About DATPROF Subset

Concepts

Development, testing, QA, and training databases are essential for supporting business applications. Typically, organizations replicate full production databases for these environments. However, this approach can lead to challenges due to the large size of production databases, resulting in:

Longer testing runtimes
High disk space requirements
Complex management and backup processes

These issues can reduce efficiency and increase costs. Specifically:

Lengthy backup processes: Creating a backup can take considerable time and may not be readily available when needed.
Time-consuming restoration: Restoring a production copy to a testing environment can also be a lengthy process.
High infrastructure costs: The testing infrastructure must closely match the production environment to ensure similar performance characteristics, which can be expensive to maintain.

These challenges highlight the need for more efficient solutions in managing test data.

DATPROF Subset selects data from a full-sized production database, known as the Source database, and transfers it to a copy used for non-production purposes, referred to as the Target database. By applying filters during the transfer, the size of the Target database is reduced compared to the Source, resulting in faster testing and cost savings.

The core method DATPROF Subset uses to access data is through a central table in the Source database, called the Start table. Data from other tables is extracted based on Foreign Key relationships with the Start table, ensuring consistency across the Relational Integrity model.

This setup improves performance by reducing network traffic at the endpoints and provides a critical security benefit by keeping traffic confined to the network "spine."

A small example.

The example below shows three tables. There are 100 Customers, 1000 Orders and 10000 Order Lines in the Source database.

Every customer has 10 orders and every order has 10 related order_lines.

Only 10 customers have a name starting with ‘A’.

Source database containing all customers, orders and order lines

If the Customers table is the Start table and we only select Customers having a name starting with an ‘A’, this will result in a Target database with 10 Customers, 100 orders and a total of 1000 order_lines.

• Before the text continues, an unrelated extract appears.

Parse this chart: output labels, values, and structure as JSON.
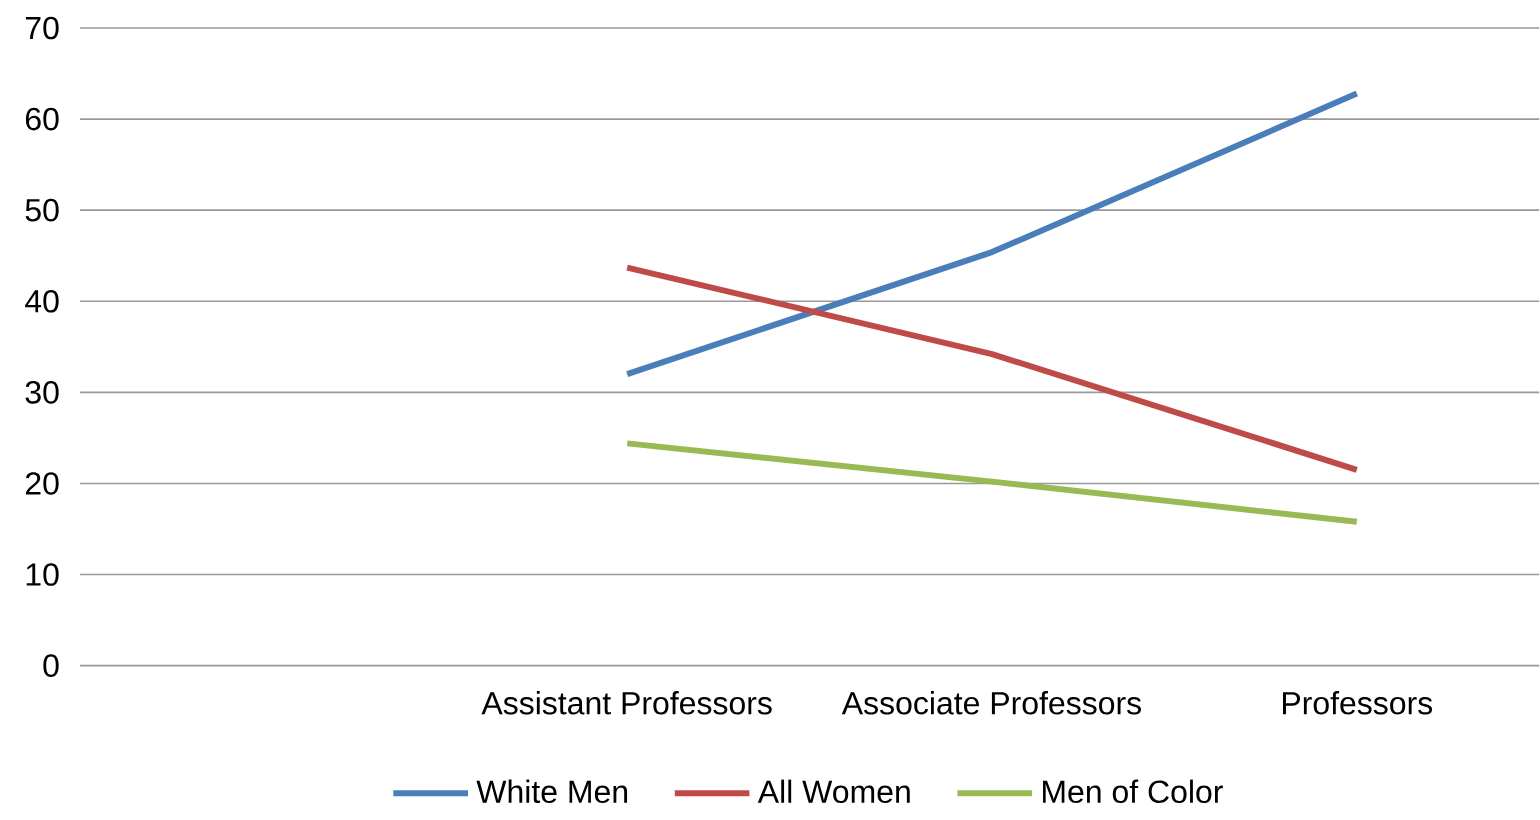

Target database with only customer names starting with 'A' and their related orders and order lines.

The result is a Target database that is 90% smaller than (or 10% of the size of) the Source database, retaining data consistency and referential integrity.

DATPROF Subset enables the user to save these filters and functions so that they can be deployed repeatedly. This way a controlled Subset process emerges.

After subsetting, the data in the Target database can be used for testing purposes, but can also be the base for anonymization using DATPROF Privacy.

Using DATPROF Subset

To create a Subset using DATPROF Subset for the first time, follow these steps:

Create a New Project and Template
Begin by setting up a new project and defining the template that will be used for the subset.
Set Up Connections to the Source and Target Databases
Establish connections to both the Source database (the full-size production database) and the Target database (the copy for testing or development).
Import the Data Model of the Source Database
Import the data model of the Source database into DATPROF Subset's metadata to map the structure and relationships between tables.
Develop and Configure the Project
Configure the project by defining filters, selecting tables, and setting any additional parameters or rules that determine which data will be included in the subset.
Deploy the Subset Project
Once the configuration is complete, deploy the Subset project to generate the reduced-size Target database, which will support testing, QA, or development needs.